O Gripen havia sido oferecido numa geração anterior em 2001, mas o avião era criticado por sua baixa autonomia. Na segunda competição, foi apresentado uma nova geração, com 40% a mais de capacidade de combustível. Sua grande vantagem era permitir o desenvolvimento em conjunto com a FAB e empresas brasileiras, enquanto os outros competidores eram produtos prontos. O Gripen também é mais barato de operar.

O modelo de dois lugares, oito ao todo, está sendo desenvolvido em conjunto entre Saab, Embraer, Akaer e outras empresa nacionais.

As entregas ocorrerão de 2021 a 2026, se o cronograma não atrasar novamente devido a problemas orçamentários. A compra foi financiada em 25 anos e totalizou o equivalente a R$ 24,7 bilhões. A FAB sonha em ter uma frota de cerca de 120 caças e exportar a partir do Brasil, o que é duvidoso neste momento.

Até hoje, foram feitos 271 Gripen. As gerações A/B e C/D estão em operação em seis países. Além do Brasil, a Suécia já encomendou 60 unidades do modelo E/F.

PONTO FORTE É USO INTENSIVO DE TECNOLOGIA
O Saab Gripen é um avião pequeno e monomotor. Carrega uma carga bélica menor do que seus concorrentes, mas tem um trunfo: a tecnologia. É um dos aviões mais digitais, por assim dizer, no mercado.

Sua série E/F foi desenvolvida para atuar contra os poderosos sistemas antiaéreos russos e os caças pesados Sukhoi, que têm performance teoricamente superior.

Para tanto, tem tecnologia embarcada que visa esconder o avião de radares e sensores por meio de bloqueadores eletrônicos e equipamentos que "duplicam" sua imagem nas telas inimigas. Voando em formação, os caças podem agir em conjunto, com um deles alimentando o outro com dados de radar, enquanto o segundo usa sensores infravermelhos e um terceiro, o bloqueador de sinais.

Isso dificulta a detecção, apesar de não ser um avião com características furtivas.

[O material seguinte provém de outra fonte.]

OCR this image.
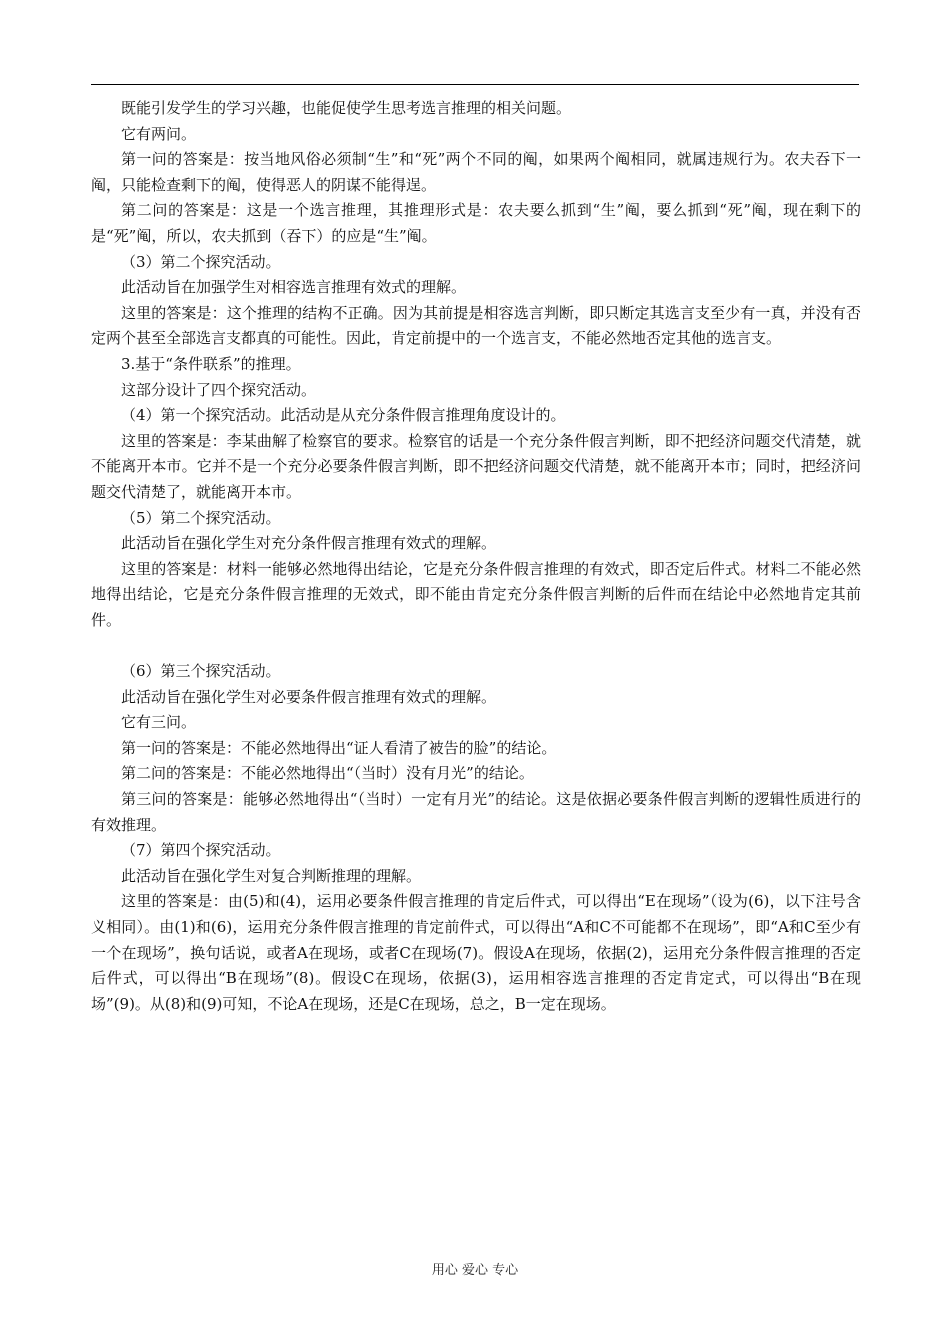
既能引发学生的学习兴趣，也能促使学生思考选言推理的相关问题。

它有两问。

第一问的答案是：按当地风俗必须制“生”和“死”两个不同的阄，如果两个阄相同，就属违规行为。农夫吞下一阄，只能检查剩下的阄，使得恶人的阴谋不能得逞。

第二问的答案是：这是一个选言推理，其推理形式是：农夫要么抓到“生”阄，要么抓到“死”阄，现在剩下的是“死”阄，所以，农夫抓到（吞下）的应是“生”阄。

（3）第二个探究活动。

此活动旨在加强学生对相容选言推理有效式的理解。

这里的答案是：这个推理的结构不正确。因为其前提是相容选言判断，即只断定其选言支至少有一真，并没有否定两个甚至全部选言支都真的可能性。因此，肯定前提中的一个选言支，不能必然地否定其他的选言支。

3.基于“条件联系”的推理。

这部分设计了四个探究活动。

（4）第一个探究活动。此活动是从充分条件假言推理角度设计的。

这里的答案是：李某曲解了检察官的要求。检察官的话是一个充分条件假言判断，即不把经济问题交代清楚，就不能离开本市。它并不是一个充分必要条件假言判断，即不把经济问题交代清楚，就不能离开本市；同时，把经济问题交代清楚了，就能离开本市。

（5）第二个探究活动。

此活动旨在强化学生对充分条件假言推理有效式的理解。

这里的答案是：材料一能够必然地得出结论，它是充分条件假言推理的有效式，即否定后件式。材料二不能必然地得出结论，它是充分条件假言推理的无效式，即不能由肯定充分条件假言判断的后件而在结论中必然地肯定其前件。

（6）第三个探究活动。

此活动旨在强化学生对必要条件假言推理有效式的理解。

它有三问。

第一问的答案是：不能必然地得出“证人看清了被告的脸”的结论。

第二问的答案是：不能必然地得出“（当时）没有月光”的结论。

第三问的答案是：能够必然地得出“（当时）一定有月光”的结论。这是依据必要条件假言判断的逻辑性质进行的有效推理。

（7）第四个探究活动。

此活动旨在强化学生对复合判断推理的理解。

这里的答案是：由(5)和(4)，运用必要条件假言推理的肯定后件式，可以得出“E在现场”（设为(6)，以下注号含义相同）。由(1)和(6)，运用充分条件假言推理的肯定前件式，可以得出“A和C不可能都不在现场”，即“A和C至少有一个在现场”，换句话说，或者A在现场，或者C在现场(7)。假设A在现场，依据(2)，运用充分条件假言推理的否定后件式，可以得出“B在现场”(8)。假设C在现场，依据(3)，运用相容选言推理的否定肯定式，可以得出“B在现场”(9)。从(8)和(9)可知，不论A在现场，还是C在现场，总之，B一定在现场。

用心 爱心 专心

Para a FAB e sua ausência de ameaças imediatas para lidar, mais importante ainda foi o acesso à transferência tecnológica para seu departamento de ciência e tecnologia e para as empresas brasileiras no projeto. Ao fim do programa, o Brasil estará em tese capacitado a montar seus próprios caças supersônicos.

ESCOLHA TEVE PONTOS QUESTIONADOS NA JUSTIÇA
A escolha do Gripen não passou incólume pelo noticiário policial associado à política no Brasil. O Ministério Público Federal questionou a seleção da AEL, empresa gaúcha controlada pela israelense Elbit que tem membros ligados à FAB, para fornecer um novo painel no cockpit do avião. Estima-se que o negócio ficou até R$ 1 bilhão mais caro devido à escolha, mas não foram encontradas irregularidades.

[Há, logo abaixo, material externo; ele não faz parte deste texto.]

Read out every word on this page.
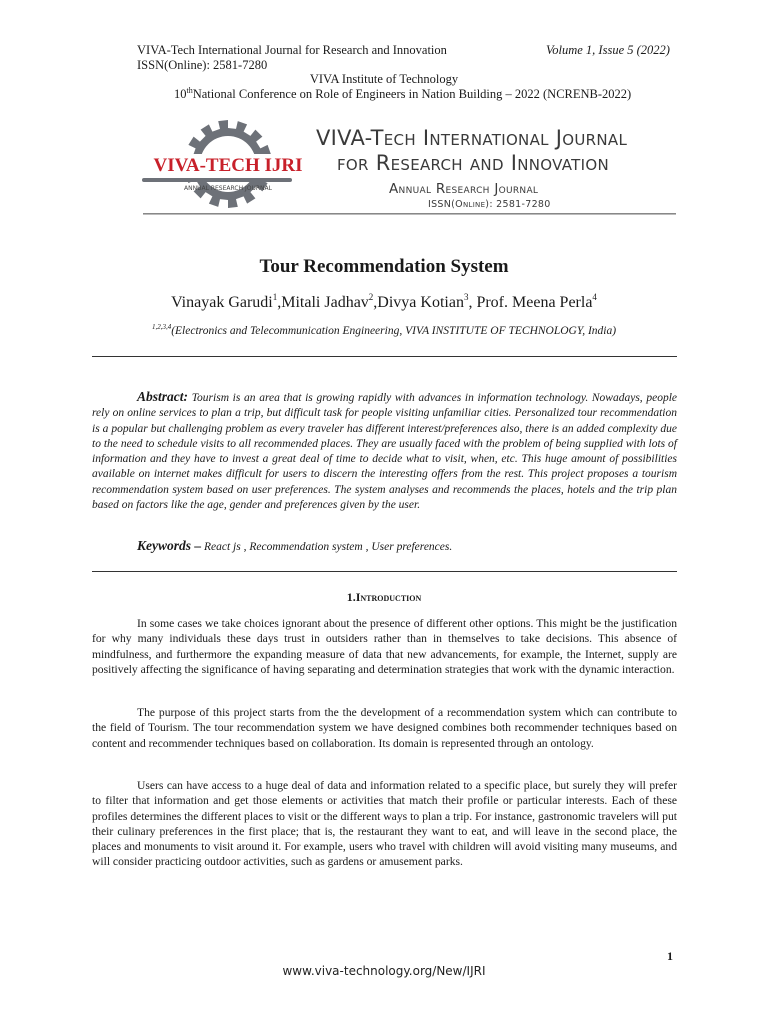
VIVA-Tech International Journal for Research and Innovation	Volume 1, Issue 5 (2022)
ISSN(Online): 2581-7280
VIVA Institute of Technology
10thNational Conference on Role of Engineers in Nation Building – 2022 (NCRENB-2022)
VIVA-TECH IJRI
ANNUAL RESEARCH JOURNAL
VIVA-Tech International Journal
for Research and Innovation
Annual Research Journal
ISSN(Online): 2581-7280
Tour Recommendation System
Vinayak Garudi$^1$,Mitali Jadhav$^2$,Divya Kotian$^3$, Prof. Meena Perla$^4$
$^{1,2,3,4}$(Electronics and Telecommunication Engineering, VIVA INSTITUTE OF TECHNOLOGY, India)
Abstract: Tourism is an area that is growing rapidly with advances in information technology. Nowadays, people rely on online services to plan a trip, but difficult task for people visiting unfamiliar cities. Personalized tour recommendation is a popular but challenging problem as every traveler has different interest/preferences also, there is an added complexity due to the need to schedule visits to all recommended places. They are usually faced with the problem of being supplied with lots of information and they have to invest a great deal of time to decide what to visit, when, etc. This huge amount of possibilities available on internet makes difficult for users to discern the interesting offers from the rest. This project proposes a tourism recommendation system based on user preferences. The system analyses and recommends the places, hotels and the trip plan based on factors like the age, gender and preferences given by the user.
Keywords – React js , Recommendation system , User preferences.
1.Introduction

In some cases we take choices ignorant about the presence of different other options. This might be the justification for why many individuals these days trust in outsiders rather than in themselves to take decisions. This absence of mindfulness, and furthermore the expanding measure of data that new advancements, for example, the Internet, supply are positively affecting the significance of having separating and determination strategies that work with the dynamic interaction.

The purpose of this project starts from the the development of a recommendation system which can contribute to the field of Tourism. The tour recommendation system we have designed combines both recommender techniques based on content and recommender techniques based on collaboration. Its domain is represented through an ontology.

Users can have access to a huge deal of data and information related to a specific place, but surely they will prefer to filter that information and get those elements or activities that match their profile or particular interests. Each of these profiles determines the different places to visit or the different ways to plan a trip. For instance, gastronomic travelers will put their culinary preferences in the first place; that is, the restaurant they want to eat, and will leave in the second place, the places and monuments to visit around it. For example, users who travel with children will avoid visiting many museums, and will consider practicing outdoor activities, such as gardens or amusement parks.

1
www.viva-technology.org/New/IJRI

A tela panorâmica foi vista com desconfiança na Suécia, que usava um arranjo com três displays nos seus Gripen.

Outro questionamento é feito em uma ação penal contra o ex-presidente Lula, que segundo o Ministério Público fez lobby para a compra dos caças. A ação questiona outras ações do petista e não implica a Saab em quaisquer irregularidades. Ela está parada na Justiça em Brasília.